What is depression?

The American Psychological Association describes depression (major depressive disorder) as a medical condition that negatively affects how individuals feel, think and behave. It is characterized by feelings of sadness and/or the loss of interest in activities that individuals once enjoyed. Depression decreases individuals’ ability to function at work and home by causing a variety of physical and emotional symptoms that may vary in severity. These may include:

  • Sadness or a depressed mood
  • Loss of interest or pleasure in activities once enjoyed
  • Changes in appetite, which may lead to changes in weight
  • Changes in sleeping patterns
  • Loss of energy or fatigue
  • Increase in purposeless physical activity, such as hand-wringing or pacing, or slowed movements and speech
  • Feeling worthless or guilty
  • Difficulty thinking, concentrating or making decisions
  • Thinking of death or suicide

In order to be diagnosed with depression, these symptoms must last for at least two weeks, and may not be attributable to other medical conditions


Depression has been found to be the most common mental disorder.
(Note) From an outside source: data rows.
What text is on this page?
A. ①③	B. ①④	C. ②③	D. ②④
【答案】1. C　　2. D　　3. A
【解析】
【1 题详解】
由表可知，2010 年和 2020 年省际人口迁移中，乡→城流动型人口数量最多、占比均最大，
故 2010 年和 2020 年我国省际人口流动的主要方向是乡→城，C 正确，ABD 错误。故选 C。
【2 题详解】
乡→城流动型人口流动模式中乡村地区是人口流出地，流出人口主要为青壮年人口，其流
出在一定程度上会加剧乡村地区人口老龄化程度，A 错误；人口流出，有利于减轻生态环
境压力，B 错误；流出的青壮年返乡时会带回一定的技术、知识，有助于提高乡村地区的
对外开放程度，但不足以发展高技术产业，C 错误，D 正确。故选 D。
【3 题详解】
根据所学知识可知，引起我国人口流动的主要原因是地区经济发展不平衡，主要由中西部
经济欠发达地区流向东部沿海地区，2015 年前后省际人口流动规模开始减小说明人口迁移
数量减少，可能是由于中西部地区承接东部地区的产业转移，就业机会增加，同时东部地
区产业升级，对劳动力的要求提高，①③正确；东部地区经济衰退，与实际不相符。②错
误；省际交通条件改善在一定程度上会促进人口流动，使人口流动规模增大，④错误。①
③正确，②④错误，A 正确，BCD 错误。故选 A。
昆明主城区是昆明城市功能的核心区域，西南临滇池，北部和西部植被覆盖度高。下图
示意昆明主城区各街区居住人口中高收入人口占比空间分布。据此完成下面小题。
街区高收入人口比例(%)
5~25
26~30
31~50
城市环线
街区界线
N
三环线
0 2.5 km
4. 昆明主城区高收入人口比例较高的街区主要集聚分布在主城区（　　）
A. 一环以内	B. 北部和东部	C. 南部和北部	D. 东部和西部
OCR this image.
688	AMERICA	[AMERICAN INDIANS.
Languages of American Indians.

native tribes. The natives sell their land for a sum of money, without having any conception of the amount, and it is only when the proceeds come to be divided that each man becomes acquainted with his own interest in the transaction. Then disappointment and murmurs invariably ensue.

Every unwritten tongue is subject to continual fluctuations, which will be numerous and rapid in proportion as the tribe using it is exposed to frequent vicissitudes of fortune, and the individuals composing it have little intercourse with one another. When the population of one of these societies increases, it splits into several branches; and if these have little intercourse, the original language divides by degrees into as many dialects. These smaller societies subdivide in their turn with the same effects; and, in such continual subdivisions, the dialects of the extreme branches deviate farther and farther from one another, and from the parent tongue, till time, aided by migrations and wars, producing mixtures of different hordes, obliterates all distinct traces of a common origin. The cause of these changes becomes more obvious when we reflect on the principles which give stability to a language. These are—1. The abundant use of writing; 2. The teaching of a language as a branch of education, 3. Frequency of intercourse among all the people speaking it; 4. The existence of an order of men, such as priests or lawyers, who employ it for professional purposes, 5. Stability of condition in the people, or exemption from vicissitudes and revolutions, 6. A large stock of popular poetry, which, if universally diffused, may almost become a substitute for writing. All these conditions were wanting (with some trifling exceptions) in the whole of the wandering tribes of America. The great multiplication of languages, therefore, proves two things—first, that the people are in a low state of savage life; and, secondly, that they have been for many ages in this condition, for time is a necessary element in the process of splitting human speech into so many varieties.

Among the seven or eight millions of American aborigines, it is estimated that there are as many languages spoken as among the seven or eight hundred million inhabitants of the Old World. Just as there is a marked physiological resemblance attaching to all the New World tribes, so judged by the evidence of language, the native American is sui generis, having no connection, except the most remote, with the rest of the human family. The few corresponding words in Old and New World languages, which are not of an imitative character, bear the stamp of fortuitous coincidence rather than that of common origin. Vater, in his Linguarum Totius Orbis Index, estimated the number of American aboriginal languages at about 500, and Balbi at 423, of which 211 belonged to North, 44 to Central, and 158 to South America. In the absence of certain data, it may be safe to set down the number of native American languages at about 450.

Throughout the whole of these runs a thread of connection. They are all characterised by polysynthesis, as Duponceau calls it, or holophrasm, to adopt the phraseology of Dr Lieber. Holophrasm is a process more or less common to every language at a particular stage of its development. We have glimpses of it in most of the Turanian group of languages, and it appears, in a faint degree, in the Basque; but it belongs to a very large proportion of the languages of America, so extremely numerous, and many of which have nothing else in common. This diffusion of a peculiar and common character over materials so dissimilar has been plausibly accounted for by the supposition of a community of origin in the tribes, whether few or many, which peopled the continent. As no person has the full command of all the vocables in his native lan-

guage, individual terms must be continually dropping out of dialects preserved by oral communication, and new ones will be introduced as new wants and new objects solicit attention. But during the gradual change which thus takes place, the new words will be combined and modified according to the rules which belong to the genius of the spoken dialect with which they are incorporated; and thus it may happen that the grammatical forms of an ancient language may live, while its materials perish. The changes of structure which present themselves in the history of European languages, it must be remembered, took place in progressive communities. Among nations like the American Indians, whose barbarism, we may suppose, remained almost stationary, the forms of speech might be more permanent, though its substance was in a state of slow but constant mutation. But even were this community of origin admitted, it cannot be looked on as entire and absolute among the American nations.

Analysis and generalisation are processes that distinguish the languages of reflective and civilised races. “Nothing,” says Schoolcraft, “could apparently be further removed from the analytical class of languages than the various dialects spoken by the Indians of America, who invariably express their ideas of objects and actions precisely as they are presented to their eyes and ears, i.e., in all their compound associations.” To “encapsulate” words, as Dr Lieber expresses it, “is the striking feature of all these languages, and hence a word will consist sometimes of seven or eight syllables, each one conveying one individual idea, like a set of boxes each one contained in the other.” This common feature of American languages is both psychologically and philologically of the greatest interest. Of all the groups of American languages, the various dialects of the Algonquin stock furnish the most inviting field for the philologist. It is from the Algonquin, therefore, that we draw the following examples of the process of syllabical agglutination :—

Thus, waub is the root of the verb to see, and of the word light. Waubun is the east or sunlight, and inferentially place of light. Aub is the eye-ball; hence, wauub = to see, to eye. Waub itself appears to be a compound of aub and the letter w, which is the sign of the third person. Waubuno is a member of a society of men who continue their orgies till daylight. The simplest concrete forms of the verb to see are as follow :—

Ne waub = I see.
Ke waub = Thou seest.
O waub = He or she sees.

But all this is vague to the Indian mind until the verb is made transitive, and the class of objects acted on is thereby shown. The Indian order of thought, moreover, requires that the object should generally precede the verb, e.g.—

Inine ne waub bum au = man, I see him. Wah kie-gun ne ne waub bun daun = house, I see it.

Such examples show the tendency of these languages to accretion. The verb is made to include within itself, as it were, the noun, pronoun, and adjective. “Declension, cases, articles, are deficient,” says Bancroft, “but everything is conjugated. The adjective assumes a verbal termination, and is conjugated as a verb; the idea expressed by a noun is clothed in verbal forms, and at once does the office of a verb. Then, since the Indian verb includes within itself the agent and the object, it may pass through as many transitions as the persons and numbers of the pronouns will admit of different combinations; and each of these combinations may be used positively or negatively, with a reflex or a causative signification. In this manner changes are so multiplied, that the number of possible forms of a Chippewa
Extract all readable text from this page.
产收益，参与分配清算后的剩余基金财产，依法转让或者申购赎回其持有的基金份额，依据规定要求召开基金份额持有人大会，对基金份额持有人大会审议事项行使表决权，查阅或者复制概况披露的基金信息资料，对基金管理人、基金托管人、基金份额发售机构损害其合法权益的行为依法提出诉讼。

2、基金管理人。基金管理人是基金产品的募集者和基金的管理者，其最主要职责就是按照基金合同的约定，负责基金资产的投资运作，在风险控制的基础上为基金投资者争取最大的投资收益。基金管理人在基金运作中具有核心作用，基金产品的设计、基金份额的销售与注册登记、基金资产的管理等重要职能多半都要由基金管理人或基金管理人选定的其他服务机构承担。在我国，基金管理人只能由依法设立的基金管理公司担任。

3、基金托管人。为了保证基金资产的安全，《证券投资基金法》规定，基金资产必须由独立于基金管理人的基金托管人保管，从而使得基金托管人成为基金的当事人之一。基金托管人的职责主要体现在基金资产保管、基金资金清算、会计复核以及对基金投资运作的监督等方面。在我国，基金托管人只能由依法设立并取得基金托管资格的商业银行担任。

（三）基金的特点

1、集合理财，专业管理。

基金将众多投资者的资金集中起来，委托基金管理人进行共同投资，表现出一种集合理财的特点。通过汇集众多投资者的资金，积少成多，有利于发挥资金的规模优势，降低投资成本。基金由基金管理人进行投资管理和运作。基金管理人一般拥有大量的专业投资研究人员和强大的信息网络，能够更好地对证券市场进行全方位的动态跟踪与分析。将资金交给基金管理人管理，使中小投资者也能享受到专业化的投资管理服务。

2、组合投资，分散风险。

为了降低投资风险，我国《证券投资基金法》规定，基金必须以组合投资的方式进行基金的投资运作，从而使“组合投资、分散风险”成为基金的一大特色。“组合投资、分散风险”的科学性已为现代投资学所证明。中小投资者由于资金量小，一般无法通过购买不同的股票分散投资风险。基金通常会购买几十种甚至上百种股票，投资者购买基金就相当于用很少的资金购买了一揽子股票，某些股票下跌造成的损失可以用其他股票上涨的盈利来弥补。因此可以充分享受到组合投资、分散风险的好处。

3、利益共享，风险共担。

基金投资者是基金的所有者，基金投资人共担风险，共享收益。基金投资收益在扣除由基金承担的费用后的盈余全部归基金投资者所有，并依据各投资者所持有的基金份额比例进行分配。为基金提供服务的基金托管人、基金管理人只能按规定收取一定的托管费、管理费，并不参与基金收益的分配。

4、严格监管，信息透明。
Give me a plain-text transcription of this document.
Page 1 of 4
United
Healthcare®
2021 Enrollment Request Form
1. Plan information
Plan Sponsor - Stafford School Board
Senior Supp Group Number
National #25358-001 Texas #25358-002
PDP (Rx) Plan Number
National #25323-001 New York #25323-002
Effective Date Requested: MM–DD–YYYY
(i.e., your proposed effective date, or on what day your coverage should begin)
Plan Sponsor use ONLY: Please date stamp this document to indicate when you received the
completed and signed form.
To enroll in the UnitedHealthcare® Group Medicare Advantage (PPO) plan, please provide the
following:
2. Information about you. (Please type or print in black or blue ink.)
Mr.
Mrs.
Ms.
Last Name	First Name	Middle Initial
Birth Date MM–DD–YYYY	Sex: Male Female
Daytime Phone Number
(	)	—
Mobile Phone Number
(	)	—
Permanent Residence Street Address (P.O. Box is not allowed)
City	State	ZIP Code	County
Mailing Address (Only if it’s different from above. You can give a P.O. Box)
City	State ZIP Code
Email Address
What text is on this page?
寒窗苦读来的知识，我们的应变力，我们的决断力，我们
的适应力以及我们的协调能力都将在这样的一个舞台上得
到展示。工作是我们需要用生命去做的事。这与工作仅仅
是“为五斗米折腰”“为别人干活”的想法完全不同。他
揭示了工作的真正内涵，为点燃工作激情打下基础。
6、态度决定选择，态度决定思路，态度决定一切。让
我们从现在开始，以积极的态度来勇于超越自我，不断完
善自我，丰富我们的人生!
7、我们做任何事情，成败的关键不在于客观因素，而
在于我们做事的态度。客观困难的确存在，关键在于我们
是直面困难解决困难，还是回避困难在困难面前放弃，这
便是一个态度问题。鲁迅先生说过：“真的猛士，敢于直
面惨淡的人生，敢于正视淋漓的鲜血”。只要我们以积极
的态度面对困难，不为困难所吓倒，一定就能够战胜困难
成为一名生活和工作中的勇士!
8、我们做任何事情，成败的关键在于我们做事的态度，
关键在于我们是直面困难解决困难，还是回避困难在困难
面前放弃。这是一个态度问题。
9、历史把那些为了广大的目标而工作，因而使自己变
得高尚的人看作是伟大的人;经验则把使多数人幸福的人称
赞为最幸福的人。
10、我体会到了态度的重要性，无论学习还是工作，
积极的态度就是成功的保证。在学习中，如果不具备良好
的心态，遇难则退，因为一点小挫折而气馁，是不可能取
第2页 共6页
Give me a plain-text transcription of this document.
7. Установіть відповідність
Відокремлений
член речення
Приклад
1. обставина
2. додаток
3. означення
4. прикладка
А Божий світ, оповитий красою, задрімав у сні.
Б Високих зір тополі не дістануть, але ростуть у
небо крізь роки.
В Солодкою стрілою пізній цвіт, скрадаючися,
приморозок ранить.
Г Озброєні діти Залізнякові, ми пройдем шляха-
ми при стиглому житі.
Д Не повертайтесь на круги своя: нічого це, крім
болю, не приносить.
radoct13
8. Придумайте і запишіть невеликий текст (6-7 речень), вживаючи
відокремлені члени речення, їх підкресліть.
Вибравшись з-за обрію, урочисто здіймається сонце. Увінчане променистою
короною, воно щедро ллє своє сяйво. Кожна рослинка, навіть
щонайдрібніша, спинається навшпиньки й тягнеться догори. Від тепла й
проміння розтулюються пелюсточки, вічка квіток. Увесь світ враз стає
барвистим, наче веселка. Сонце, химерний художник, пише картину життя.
The World Health Organization (WHO) has stated that “Depression is the leading cause of disability worldwide,” as it is estimated that over 300million people suffer from depression globally. In South Africa it is estimated that the number of individuals suffering from depression has risen by 58% from 1990 to 2013. The South African depression rate, especially in men, is said to be at an all-time high.


Traditionally, depression have been treated by means of psychotherapy, cognitive behavior therapy and medications. Diet and exercise have also been used in this regard. However, the long-term benefits of these approaches have not necessarily been effective. Other than this, up to a third of people suffering from depression don’t respond to treatment. They suffer from what is called Treatment-resistant depression (TRD). For these patients, there are limited options.

Numerous studies have found that different brainwaves, in different quantities, are associated with different moods. It only makes sense to target brainwave activity to alleviate symptoms associated with depression. The use of neurofeedback has become popular means to change brainwave activity, showing good results in the reduction of symptoms related to depression. A small pilot study, conducted in North Korea, has found that this approach is even effective in individuals with TRD.

With the ever-growing prevalence of depression in South Africa, neurofeedback training seems like a promising modality for alleviation of symptoms.